Uber Bets Big on NVIDIA for Robotaxi Domination

In a move that screams “the future is finally getting a business plan,” NVIDIA and Uber announced a partnership at GTC Washington D.C. to deploy one of the world’s largest Level 4 autonomous vehicle networks. The ambitious plan involves scaling up to 100,000 robotaxis and autonomous delivery vehicles, with the rollout starting in 2027. Kicking things off, automotive giant Stellantis is on deck to supply the first 5,000 L4 vehicles for Uber’s robotaxi operations.

The brains of this massive operation will be NVIDIA’s DRIVE AGX Hyperion 10 platform, a production-ready reference architecture designed to make just about any vehicle L4-ready. This isn’t just a beefed-up cruise control system; the platform is built around two DRIVE AGX Thor SoCs based on the Blackwell architecture, processing a firehose of data from a sensor suite including 14 cameras, nine radars, and one lidar. This gives vehicles the computational grunt to handle complex urban driving without a human babysitter, fusing sensor data to navigate the unpredictable chaos of city streets. Uber’s grand strategy is to create a single, unified ride-hailing network where your car might be driven by a human or a silicon brain with more teraflops than you can shake a stick at.

A transparent view of a car showing the NVIDIA DRIVE AGX Hyperion 10 wiring and sensor suite, next to a smartphone running the Uber app.

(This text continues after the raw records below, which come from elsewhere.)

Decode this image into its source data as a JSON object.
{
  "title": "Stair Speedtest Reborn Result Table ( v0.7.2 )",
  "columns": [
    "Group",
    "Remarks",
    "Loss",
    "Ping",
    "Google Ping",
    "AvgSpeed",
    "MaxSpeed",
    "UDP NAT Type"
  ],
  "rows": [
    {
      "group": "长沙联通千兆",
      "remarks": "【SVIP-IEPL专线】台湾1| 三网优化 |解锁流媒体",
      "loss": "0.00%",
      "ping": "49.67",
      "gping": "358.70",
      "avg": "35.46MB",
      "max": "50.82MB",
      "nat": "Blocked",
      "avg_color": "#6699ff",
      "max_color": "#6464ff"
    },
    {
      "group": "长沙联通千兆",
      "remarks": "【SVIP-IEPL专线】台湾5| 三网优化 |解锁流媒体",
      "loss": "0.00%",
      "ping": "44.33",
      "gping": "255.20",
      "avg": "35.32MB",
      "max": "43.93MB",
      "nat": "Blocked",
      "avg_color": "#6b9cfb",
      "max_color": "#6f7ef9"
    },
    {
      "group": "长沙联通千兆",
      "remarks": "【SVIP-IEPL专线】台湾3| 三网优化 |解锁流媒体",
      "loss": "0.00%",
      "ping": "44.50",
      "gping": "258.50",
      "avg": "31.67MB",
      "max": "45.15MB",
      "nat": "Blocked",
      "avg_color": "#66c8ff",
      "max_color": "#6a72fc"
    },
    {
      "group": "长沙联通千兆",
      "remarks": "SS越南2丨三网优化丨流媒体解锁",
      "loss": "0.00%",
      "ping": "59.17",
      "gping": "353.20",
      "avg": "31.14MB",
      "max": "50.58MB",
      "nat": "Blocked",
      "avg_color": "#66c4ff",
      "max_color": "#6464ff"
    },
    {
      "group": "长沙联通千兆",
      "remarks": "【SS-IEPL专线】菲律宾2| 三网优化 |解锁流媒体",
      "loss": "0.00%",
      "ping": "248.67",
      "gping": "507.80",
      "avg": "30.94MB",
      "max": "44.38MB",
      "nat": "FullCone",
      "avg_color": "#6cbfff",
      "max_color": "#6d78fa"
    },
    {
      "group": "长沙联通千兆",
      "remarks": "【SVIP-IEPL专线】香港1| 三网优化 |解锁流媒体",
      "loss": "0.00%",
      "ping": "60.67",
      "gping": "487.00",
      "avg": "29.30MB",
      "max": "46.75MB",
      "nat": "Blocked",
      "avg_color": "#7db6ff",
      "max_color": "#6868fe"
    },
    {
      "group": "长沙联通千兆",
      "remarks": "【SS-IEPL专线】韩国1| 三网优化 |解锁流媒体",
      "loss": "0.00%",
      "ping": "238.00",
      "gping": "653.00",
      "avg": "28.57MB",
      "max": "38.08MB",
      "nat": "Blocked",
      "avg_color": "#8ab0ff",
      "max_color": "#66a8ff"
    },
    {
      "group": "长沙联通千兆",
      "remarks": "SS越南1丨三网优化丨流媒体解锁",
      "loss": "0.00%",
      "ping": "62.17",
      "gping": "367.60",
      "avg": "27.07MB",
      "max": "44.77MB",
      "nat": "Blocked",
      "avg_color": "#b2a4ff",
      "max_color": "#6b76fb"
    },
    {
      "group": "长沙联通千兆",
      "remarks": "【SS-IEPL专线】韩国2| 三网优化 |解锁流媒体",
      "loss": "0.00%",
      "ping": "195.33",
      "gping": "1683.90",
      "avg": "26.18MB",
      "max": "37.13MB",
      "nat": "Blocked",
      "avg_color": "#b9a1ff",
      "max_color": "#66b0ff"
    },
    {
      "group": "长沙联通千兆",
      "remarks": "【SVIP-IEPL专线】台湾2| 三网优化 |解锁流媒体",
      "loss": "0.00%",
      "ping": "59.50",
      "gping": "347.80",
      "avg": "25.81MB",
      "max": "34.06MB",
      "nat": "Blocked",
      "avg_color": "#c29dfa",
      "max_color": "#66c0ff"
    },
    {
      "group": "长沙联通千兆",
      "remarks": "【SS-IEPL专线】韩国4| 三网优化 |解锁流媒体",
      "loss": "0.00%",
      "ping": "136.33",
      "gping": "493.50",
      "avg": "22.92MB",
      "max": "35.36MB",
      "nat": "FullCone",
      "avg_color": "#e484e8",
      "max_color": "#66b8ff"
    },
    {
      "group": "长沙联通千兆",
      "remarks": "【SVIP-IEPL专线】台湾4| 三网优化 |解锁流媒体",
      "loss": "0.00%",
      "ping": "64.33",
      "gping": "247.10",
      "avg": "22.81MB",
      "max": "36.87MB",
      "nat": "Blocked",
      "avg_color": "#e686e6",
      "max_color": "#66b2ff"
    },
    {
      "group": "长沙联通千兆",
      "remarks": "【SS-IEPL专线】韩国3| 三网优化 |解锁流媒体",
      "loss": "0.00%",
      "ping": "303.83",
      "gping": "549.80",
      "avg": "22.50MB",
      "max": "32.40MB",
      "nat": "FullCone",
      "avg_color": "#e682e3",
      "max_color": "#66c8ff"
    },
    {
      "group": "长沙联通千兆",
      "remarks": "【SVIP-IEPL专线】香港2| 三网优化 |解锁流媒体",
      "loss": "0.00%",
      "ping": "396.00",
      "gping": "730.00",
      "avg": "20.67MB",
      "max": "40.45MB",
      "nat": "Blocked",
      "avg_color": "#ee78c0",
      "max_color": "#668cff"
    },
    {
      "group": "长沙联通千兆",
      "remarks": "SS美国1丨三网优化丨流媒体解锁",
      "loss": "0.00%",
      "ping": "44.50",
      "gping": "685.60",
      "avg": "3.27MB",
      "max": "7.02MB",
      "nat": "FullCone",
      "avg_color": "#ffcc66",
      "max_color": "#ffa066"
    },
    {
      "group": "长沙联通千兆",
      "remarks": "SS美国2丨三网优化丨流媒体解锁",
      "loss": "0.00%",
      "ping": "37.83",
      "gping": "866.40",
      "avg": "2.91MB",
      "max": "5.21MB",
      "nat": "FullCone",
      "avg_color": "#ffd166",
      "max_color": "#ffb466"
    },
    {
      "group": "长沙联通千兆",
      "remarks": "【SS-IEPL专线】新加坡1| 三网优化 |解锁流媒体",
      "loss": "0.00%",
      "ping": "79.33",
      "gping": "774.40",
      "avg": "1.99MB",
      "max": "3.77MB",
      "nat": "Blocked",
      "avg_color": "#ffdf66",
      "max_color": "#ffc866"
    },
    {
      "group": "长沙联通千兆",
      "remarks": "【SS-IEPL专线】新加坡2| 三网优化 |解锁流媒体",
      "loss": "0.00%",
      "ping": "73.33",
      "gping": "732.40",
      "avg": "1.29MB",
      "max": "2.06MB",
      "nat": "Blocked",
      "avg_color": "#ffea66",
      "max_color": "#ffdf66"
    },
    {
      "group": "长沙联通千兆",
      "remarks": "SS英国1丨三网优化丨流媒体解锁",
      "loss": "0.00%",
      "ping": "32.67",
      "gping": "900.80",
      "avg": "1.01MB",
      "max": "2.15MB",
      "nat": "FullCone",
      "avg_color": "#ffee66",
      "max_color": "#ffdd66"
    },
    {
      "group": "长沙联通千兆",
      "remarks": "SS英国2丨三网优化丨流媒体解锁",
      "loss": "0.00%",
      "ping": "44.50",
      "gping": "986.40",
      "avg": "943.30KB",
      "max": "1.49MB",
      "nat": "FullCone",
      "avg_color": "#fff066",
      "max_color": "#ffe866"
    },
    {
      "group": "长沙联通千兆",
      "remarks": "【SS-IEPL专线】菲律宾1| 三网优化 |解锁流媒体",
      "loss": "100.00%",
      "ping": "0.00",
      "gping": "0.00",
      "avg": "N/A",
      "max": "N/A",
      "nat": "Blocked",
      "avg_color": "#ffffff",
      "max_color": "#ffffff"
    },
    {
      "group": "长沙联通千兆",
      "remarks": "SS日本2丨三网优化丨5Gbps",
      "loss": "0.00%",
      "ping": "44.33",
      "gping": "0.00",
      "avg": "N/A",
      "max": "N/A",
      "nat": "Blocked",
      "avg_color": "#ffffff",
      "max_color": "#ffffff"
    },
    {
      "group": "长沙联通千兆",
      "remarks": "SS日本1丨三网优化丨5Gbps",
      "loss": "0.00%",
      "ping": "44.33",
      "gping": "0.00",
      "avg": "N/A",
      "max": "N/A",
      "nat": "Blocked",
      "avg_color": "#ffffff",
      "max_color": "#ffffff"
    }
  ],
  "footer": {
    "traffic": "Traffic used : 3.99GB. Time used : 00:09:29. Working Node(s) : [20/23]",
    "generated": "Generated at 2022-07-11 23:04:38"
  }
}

This isn’t just an exclusive club. The partnership extends across a growing ecosystem, with Lucid and Mercedes-Benz also leveraging the DRIVE Hyperion platform for their own L4 ambitions. The autonomous trucking sector is also getting a piece of the action, with companies like Aurora, Volvo Autonomous Solutions, and Waabi developing L4 trucks on NVIDIA’s hardware. To feed the AI models required for this scale, NVIDIA and Uber are also developing a joint “data factory” using the NVIDIA Cosmos platform to process the millions of hours of driving data needed for training and validation.

Why is this important?

This partnership signals a critical shift from scattered, localized autonomous vehicle pilots to a concerted effort at mass-scale industrialization. By combining a standardized, high-performance computing platform (NVIDIA) with a massive global mobility network (Uber) and a legacy automotive manufacturer (Stellantis), the pieces are being set for the widespread commercialization of robotaxis. It suggests the industry is moving past the “is it possible?” phase and into the far more complicated “how do we make this profitable and scalable?” phase. For cities, commuters, and a legion of human drivers, the robotaxi apocalypse—or utopia, depending on your point of view—just got a firm date on the calendar.